集中して書いていたら、いつの間にか夜中になっていた。宝之華は既に眠っていた。私ももう寝ようと思ったが、もう少し頑張ることに。明日は教室の仕事が入っていないので。

ということで、再び取り掛かっていたらもう朝になっていた。

急いで寝て、ふと起きたときには既に昼前であった。宝之華は仕事でいなかったのだが、朝食も昼食も準備されていなかった。なぜ?忙しかったから?

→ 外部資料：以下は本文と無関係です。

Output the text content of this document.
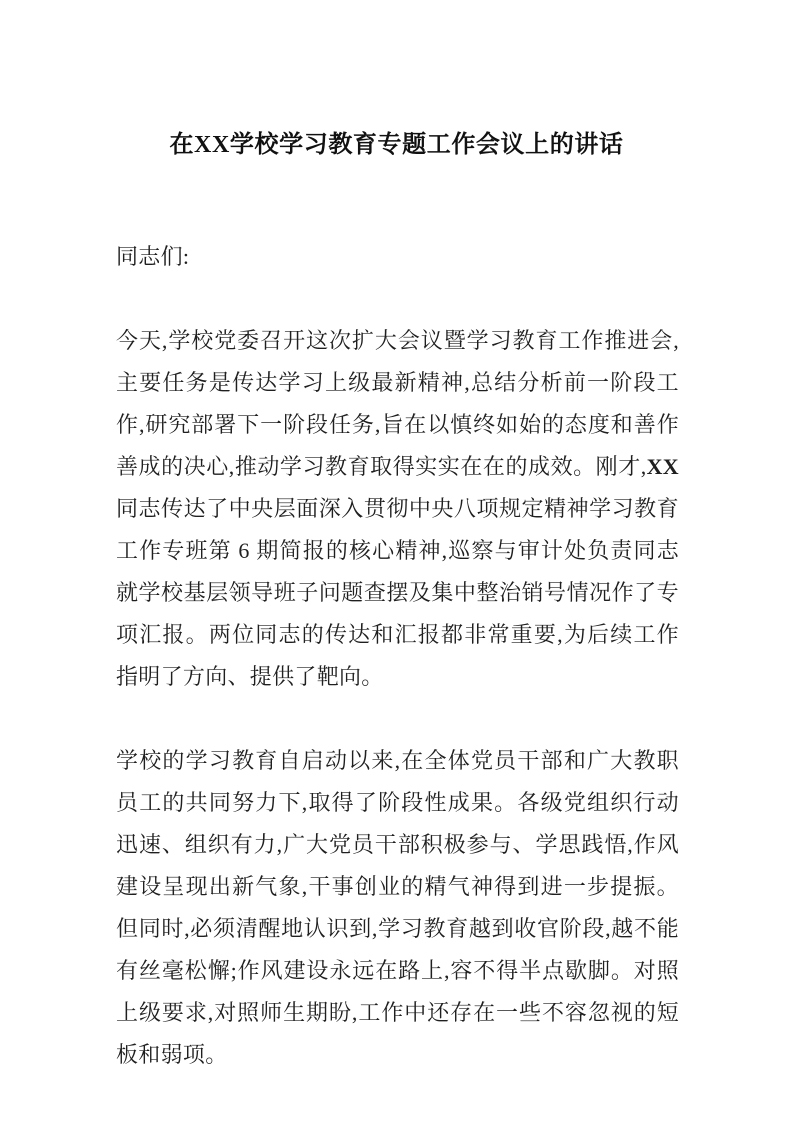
在XX学校学习教育专题工作会议上的讲话

同志们:

今天,学校党委召开这次扩大会议暨学习教育工作推进会,主要任务是传达学习上级最新精神,总结分析前一阶段工作,研究部署下一阶段任务,旨在以慎终如始的态度和善作善成的决心,推动学习教育取得实实在在的成效。刚才,XX同志传达了中央层面深入贯彻中央八项规定精神学习教育工作专班第 6 期简报的核心精神,巡察与审计处负责同志就学校基层领导班子问题查摆及集中整治销号情况作了专项汇报。两位同志的传达和汇报都非常重要,为后续工作指明了方向、提供了靶向。

学校的学习教育自启动以来,在全体党员干部和广大教职员工的共同努力下,取得了阶段性成果。各级党组织行动迅速、组织有力,广大党员干部积极参与、学思践悟,作风建设呈现出新气象,干事创业的精气神得到进一步提振。但同时,必须清醒地认识到,学习教育越到收官阶段,越不能有丝毫松懈;作风建设永远在路上,容不得半点歇脚。对照上级要求,对照师生期盼,工作中还存在一些不容忽视的短板和弱项。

仕方がないので、近くのコンビニに買いに行った。久しぶりに行った気がする。いつもたいてい宝之華が作ってくれていたから。頼りすぎていたなぁ。


「え?零くん?」


「あ、川中先生」


コンビニで会ってしまうとは。困ったものだ。レジに同時に並んでしまうとは。


「あいつ飯作ってくれないの?」


「今日は忙しかったみたいで」


「そ」


「川中先生は今からお仕事でしょうか?」


「いや、今帰りだけど?」


「朝ですよ?」


「そうだけど?」


なんという不規則な生活をされているんだろう。川中先生、すごいです。

なんとなく、一緒にアパートへ帰ることに。


「あの、碧唯さんは家に帰られましたか?」


「いや、たぶんまだ」


「そう、ですか」


「零くん、仕事は?」


「今日は休みです」


「そっか。俺はちょっと休んだらまた仕事だよ」


そんな話をしていたら、もう自宅前に着いた。川中先生はまたカギをごそごそと探している。


「見つかりそうですか?」


「あーちょっと待って」


まだ探している。どうしてそんな奥に入れてしまうのだろう?

すると、川中先生の目の前のドアが開いた。


「あら?おかえりー」


「え。碧唯!?」


「何、今帰り?あら零くん、おはよう」


「おはようございます」


「2人で買い物~?仲がよろしいこと」


「そうでもないですよ」


「おい、零くんどういうことだよ」


「なんか、零くん元気ないね?どうしたの?」


「なんでもありません。失礼します」


宝之華、今日は何時に帰って来るのだろうか?その前に散らかしている部屋を少しでも片づけておくべきだろう。